People get better. Before there was any "medicine" that actually worked scientifically - like antibiotics and anti virals and stuff, people got ill and got better. They didn;t get better as often as they do now, obviously, but they did get better.

So asome people taking homeopathic cures will get better. Most won't, but we never hear about them - you're not likely to say "I gave this person lots of money for some pills and they made no difference at all"

If you have anything actually serious wrong with you, a ethical homeopath will shunt you off to the GP so fast your feet won't touch the ground. The homeopath is then free to listen, to empathize and to make the person feel much better. The sugar pill is just an added bonus, it's the time and the listening that cures.

jaggythistle · 01/04/2011 19:59

for a start.

but just read the book, it is genuinely very interesting and informative, honest.

I really didn't know abut the special tapping vials of water the leather thing to make it all special and homeopathicy.

jaggythistle · 01/04/2011 20:00

water on the leather.

jaggythistle · 01/04/2011 20:03

about not abut, argh.

jaggythistle · 01/04/2011 20:04
pgpg · 01/04/2011 20:46

I do recommend Tim Minchin on the subject:

"... by definition, I begin, alternative medicine, I continue, has either not been proved to work, or has been proved not to work. Do you know what they call alternative medicine that has been proved to work? ....Medicine...."

"I becoming aware that I'm staring, I'm like a rabbit suddenly trapped in the blinding headlights of vacuous crap".

"Take physics and bin it!
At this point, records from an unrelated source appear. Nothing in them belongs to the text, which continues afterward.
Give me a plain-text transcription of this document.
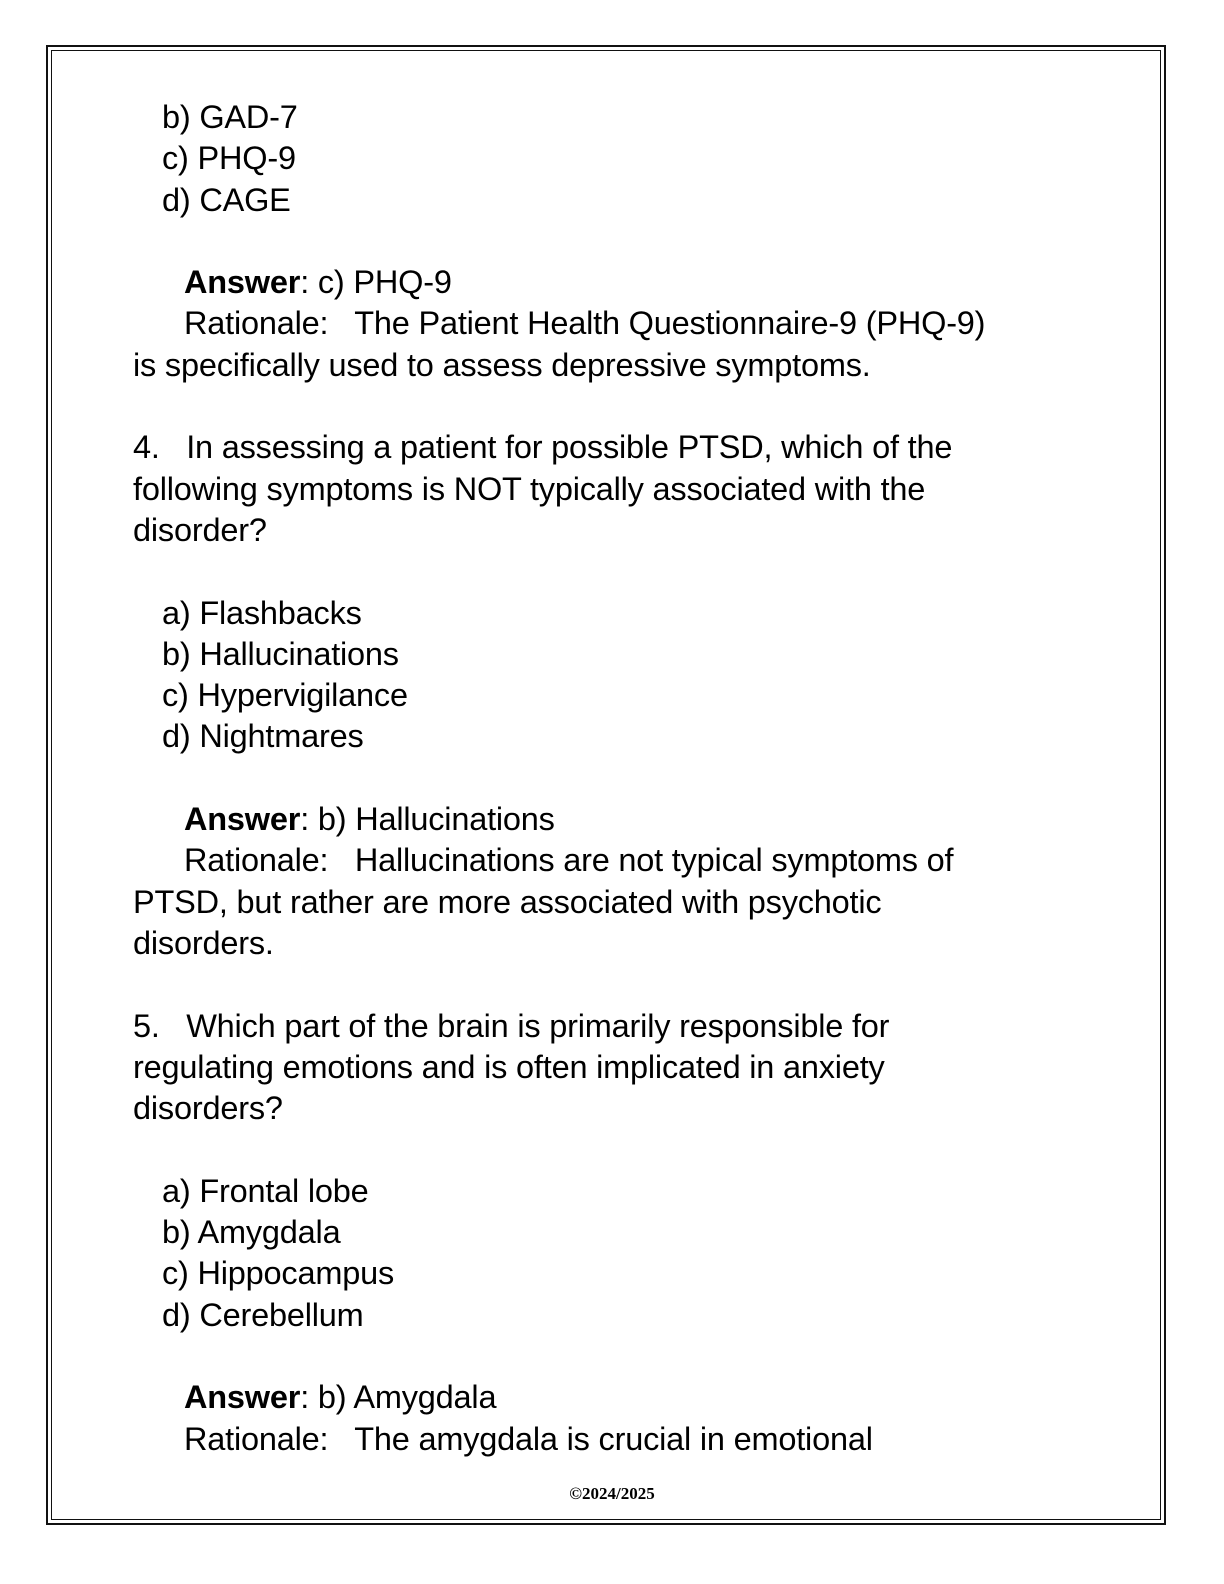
b) GAD-7
c) PHQ-9
d) CAGE
Answer: c) PHQ-9
Rationale:   The Patient Health Questionnaire-9 (PHQ-9)
is specifically used to assess depressive symptoms.
4.   In assessing a patient for possible PTSD, which of the
following symptoms is NOT typically associated with the
disorder?
a) Flashbacks
b) Hallucinations
c) Hypervigilance
d) Nightmares
Answer: b) Hallucinations
Rationale:   Hallucinations are not typical symptoms of
PTSD, but rather are more associated with psychotic
disorders.
5.   Which part of the brain is primarily responsible for
regulating emotions and is often implicated in anxiety
disorders?
a) Frontal lobe
b) Amygdala
c) Hippocampus
d) Cerebellum
Answer: b) Amygdala
Rationale:   The amygdala is crucial in emotional
©2024/2025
Water has memory! And while its memory of a long lost drop of onion juice seems infinite, it somehow forgets all the poo it's has in it."
Grin

jaggythistle · 01/04/2011 20:49

phew, thought I'd killed it there.

weblette · 01/04/2011 20:49

Coalition - what a good post.

My personal experience of homeopathy is through ds2. His recurrent and serious asthma attacks were bamboozling everyone, gp included. A friend recommended a 'very experienced and well regarded' homeopath. I was very very sceptical but when you're desperate you'll consider anything.

After having warned her about my serious animal allergies we rolled up to a house rolling in cats, she then told me, after a comprehensive medical history, that I should ignore steroid-based medicines and instead use varying strengths of homeopathic tinctures. I have no doubt that had I followed her advice my son would have hospitalised and seriously ill.

I agree completely with the fact that herbal medicine, in useful concentrations, have a place in conventional treatment. The other is fundamentally dangerous.